CytoAgents gets NIH funding to advance therapy for cytokine storm

14 May 2020 (Last Updated May 14th, 2020 13:32)

Biotechnology company CytoAgents has received a grant from the US' National Institutes of Health (NIH) to speed-up the development of GP1681 for potential treatment of cytokine storm caused by Covid-19.

CytoAgents gets NIH funding to advance therapy for cytokine storm
3D print of a SARS-CoV-2 – also known as 2019-nCoV, the virus that causes COVID-19 – virus particle. Credit: NIH.

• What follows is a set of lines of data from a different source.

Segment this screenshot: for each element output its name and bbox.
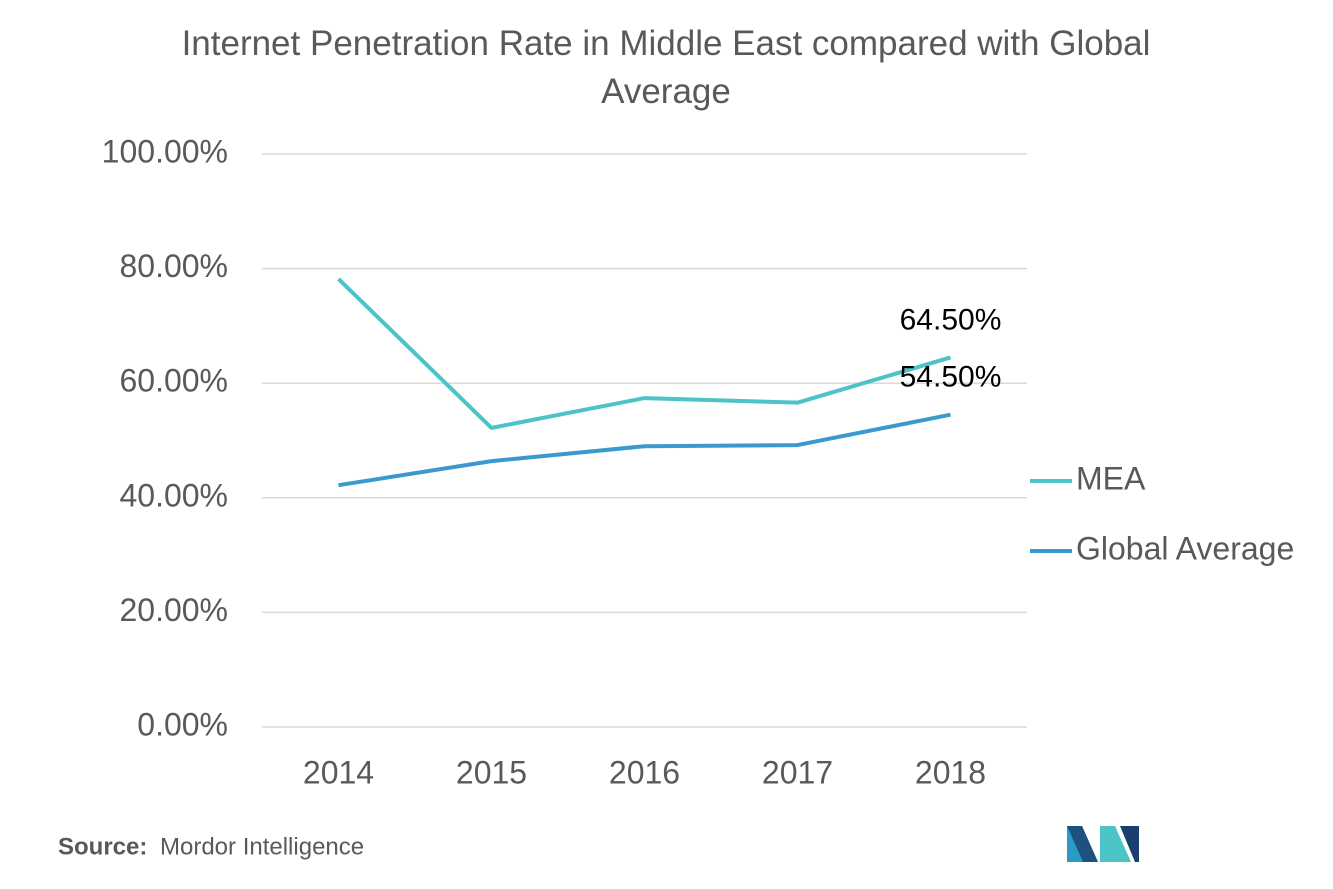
y-tick-label: 20.00%	[119, 592, 228, 628]
y-tick-label: 40.00%	[119, 477, 228, 513]
y-tick-label: 60.00%	[119, 363, 228, 399]
logo	[1067, 826, 1139, 862]
y-tick-label: 80.00%	[119, 248, 228, 284]
x-tick-label: 2016	[609, 754, 680, 790]
data-label: 64.50%	[900, 303, 1002, 336]
line	[338, 412, 951, 488]
y-tick-label: 0.00%	[137, 706, 228, 742]
x-tick-label: 2014	[303, 754, 374, 790]
x-tick-label: 2015	[456, 754, 527, 790]
source-text: Mordor Intelligence	[160, 833, 364, 860]
x-tick-label: 2018	[915, 754, 986, 790]
legend-label: MEA	[1076, 460, 1146, 496]
y-tick-label: 100.00%	[102, 133, 228, 169]
source-label: Source:	[58, 833, 147, 860]
x-tick-label: 2017	[762, 754, 833, 790]
chart-title: Internet Penetration Rate in Middle East…	[181, 24, 1151, 111]
line	[337, 277, 952, 430]
legend-label: Global Average	[1076, 530, 1294, 566]
data-label: 54.50%	[900, 361, 1002, 394]
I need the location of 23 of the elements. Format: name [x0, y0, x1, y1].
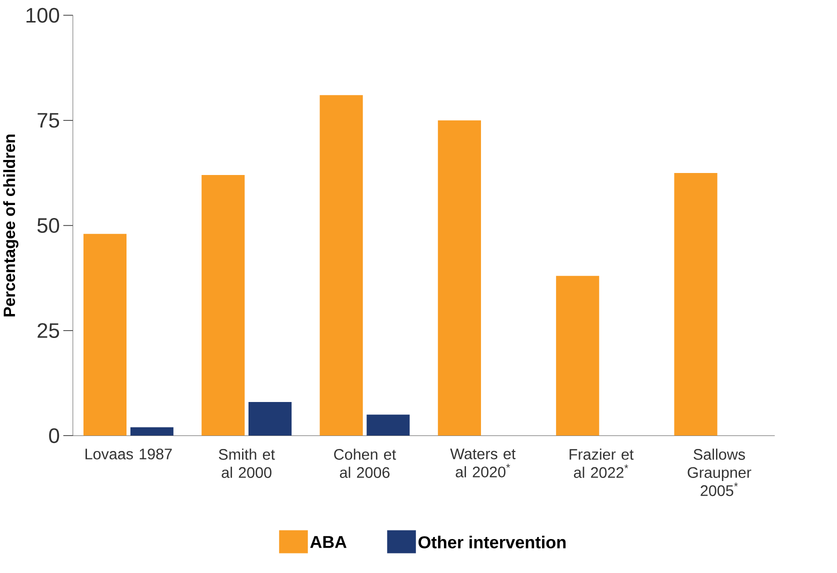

Biotechnology company CytoAgents has received a grant from the US’ National Institutes of Health (NIH) to speed-up the development of GP1681 for the potential treatment of cytokine storm caused by Covid-19.

GP1681 is an investigational small molecule being developed to treat severe influenza, said to inhibit cytokine release in activated human immune cells.

This mechanism could help to treat infectious diseases such as influenza and Covid-19, known to be triggered by cytokine storm that causes an excessive immune response to attack the body.

GP1681 was found to safely regulate the natural immune response by mitigating different cytokines and targeting the underlying cause of severe symptoms related to cytokine storm.

The Phase II grant of $1.6m from the NIH’s National Institute of Allergy and Infectious Diseases will be used to advance the research on GP1681, said the company. The drug candidate is expected to enter into Phase I and II clinical trials this year.

CytoAgents CEO Teresa Whalen said: “We thank and applaud the NIH for acting quickly to support the development of our game-changing new drug for cytokine storm.

“The NIH grant is an incredible validation of our science, as we build a platform for respiratory illness, ultimately creating a powerful, lasting solution for cytokine storm.”

CytoAgentsis focuses on developing therapies to treat Covid-19, influenza, viral infections and diseases associated with acute respiratory distress.

The company’s lead compound GP1681 leverages a host-directed approach to target the underlying cause of cytokine release syndrome, modulating the body’s natural immune response to infection.